Legion plays pretty much how you’d expect, right down to the letter. The best part is the way that the bad guys attack the diner where the good guys are holed up, and then after being shot at for a while, retreat so that the good guys have enough time to talk amongst themselves. I’m glad I don’t play drinking games, because if I had to drink every time one character solemnly recounts their backstory to another in over-dramatic exposition… well then I’d be Dennis Quaid’s character. (Maybe that’s what Quaid was doing on set to keep it fun!) My single favorite getting-to-know-you moment belongs to Tyrese and it begins like so: “When I was a shorty…”

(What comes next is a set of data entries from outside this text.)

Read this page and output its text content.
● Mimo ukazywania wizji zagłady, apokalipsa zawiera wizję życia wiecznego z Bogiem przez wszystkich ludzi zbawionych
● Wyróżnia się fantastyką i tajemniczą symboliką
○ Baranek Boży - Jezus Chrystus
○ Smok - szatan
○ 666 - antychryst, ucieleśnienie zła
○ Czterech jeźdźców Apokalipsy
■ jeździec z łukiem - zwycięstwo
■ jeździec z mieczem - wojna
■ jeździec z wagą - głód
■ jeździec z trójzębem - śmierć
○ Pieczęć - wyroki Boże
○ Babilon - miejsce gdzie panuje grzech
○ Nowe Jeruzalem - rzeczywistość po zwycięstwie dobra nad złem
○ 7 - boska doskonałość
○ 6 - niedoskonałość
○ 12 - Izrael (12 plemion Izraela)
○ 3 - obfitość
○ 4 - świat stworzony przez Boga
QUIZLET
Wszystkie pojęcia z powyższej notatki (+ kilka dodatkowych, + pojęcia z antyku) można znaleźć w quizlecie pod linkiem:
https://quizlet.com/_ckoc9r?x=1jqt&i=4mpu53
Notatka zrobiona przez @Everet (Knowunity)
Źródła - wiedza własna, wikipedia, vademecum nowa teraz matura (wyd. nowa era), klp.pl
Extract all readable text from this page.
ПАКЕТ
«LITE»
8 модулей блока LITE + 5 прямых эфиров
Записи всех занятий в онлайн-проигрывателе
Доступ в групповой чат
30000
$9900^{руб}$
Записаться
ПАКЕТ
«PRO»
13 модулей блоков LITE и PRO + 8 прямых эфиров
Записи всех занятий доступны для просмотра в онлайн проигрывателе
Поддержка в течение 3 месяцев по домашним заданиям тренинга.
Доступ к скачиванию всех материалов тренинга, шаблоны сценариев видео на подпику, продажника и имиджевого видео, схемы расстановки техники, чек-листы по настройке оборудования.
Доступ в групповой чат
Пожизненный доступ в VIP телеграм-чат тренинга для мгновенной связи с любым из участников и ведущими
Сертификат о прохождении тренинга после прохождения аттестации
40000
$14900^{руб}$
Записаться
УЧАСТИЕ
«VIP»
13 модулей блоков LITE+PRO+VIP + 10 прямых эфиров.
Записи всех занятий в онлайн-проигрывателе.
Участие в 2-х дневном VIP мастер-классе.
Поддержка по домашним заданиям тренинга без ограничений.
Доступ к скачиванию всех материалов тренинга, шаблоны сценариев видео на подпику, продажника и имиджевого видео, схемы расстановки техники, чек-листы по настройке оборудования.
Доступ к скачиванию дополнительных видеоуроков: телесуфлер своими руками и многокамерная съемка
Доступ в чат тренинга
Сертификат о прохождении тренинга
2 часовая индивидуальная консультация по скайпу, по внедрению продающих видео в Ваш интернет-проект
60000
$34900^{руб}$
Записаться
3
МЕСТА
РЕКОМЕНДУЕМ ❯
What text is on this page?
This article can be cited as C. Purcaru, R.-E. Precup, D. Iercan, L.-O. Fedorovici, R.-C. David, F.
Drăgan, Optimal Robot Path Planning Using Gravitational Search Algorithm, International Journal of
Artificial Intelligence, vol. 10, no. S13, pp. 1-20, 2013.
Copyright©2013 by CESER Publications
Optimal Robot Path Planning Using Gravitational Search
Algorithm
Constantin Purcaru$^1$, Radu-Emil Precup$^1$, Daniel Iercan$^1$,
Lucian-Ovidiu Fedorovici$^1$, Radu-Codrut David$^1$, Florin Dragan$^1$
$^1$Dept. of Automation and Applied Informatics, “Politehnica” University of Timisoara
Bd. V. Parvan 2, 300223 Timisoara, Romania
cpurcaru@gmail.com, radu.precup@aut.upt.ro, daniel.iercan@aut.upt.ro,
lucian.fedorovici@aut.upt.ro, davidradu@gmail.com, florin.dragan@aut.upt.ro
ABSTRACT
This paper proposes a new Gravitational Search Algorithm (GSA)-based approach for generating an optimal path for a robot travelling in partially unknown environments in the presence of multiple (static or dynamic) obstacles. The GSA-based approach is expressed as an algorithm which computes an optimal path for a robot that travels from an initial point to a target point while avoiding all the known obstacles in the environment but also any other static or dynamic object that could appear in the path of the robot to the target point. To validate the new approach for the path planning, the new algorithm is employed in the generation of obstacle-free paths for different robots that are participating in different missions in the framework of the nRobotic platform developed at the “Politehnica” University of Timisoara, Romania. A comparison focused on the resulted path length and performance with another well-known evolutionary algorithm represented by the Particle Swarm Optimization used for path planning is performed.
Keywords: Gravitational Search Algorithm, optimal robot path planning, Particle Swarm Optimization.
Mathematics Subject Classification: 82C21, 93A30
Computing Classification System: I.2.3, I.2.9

I’m hitting Legion pretty hard with the sarcasm hammer, but I actually had a great time watching it. With a packed theater, it was not at all a waste of time. The crowd I was with hollered at all the expected moments and at a lot more of the unexpected ones. It’s always fun when an audience takes a movie in the spirit it deserves, and just goes with it. (Except for the aforementioned guy who thought the Lord was acting out of character.) Nobody expected this to be a serious drama with important ideas, nobody expected artistry or poetry, and nobody expected it to even be as good as the movies it awkwardly imitates (Terminator, Terminator 2, Tales From The Crypt: Demon Knight). When faced with such mediocrity, you can either whoop it up or get pissed off, and that second option is better left to JC. That’s James Cameron, not… you know.
Or maybe I’m just in a good mood because Taimak was in the theater with us at my screening. You know, Taimak = the man who played Leroy Green, a.k.a. Bruce Leroy, in Berry Gordy’s The Last Dragon. If you’ve been paying occasional attention to anything I’ve said ever, you may have picked up on my overwhelming love for The Last Dragon. It’s no lost classic but it’s an energetic, entirely unpretentious movie with a good heart and a better soundtrack. When Legion got too formulaic and predictable to bear, I had a great time trying to imagine what thoughts were running through Taimak’s head as he watched the same movie. Was he, too, comparing it to the anything-goes bizarre excellence of The Last Dragon? Was he, too, imagining how he would play the Bettany role, or even imagining how the movie would be improved by the literal return of Bruce Leroy? (It sure couldn’t have hurt!) Was he, too, wondering how Bruce Leroy would fare in battle against the armies of Heaven?
A far, far better movie Legion could have been were it to have answered any of those questions. For me, anyway.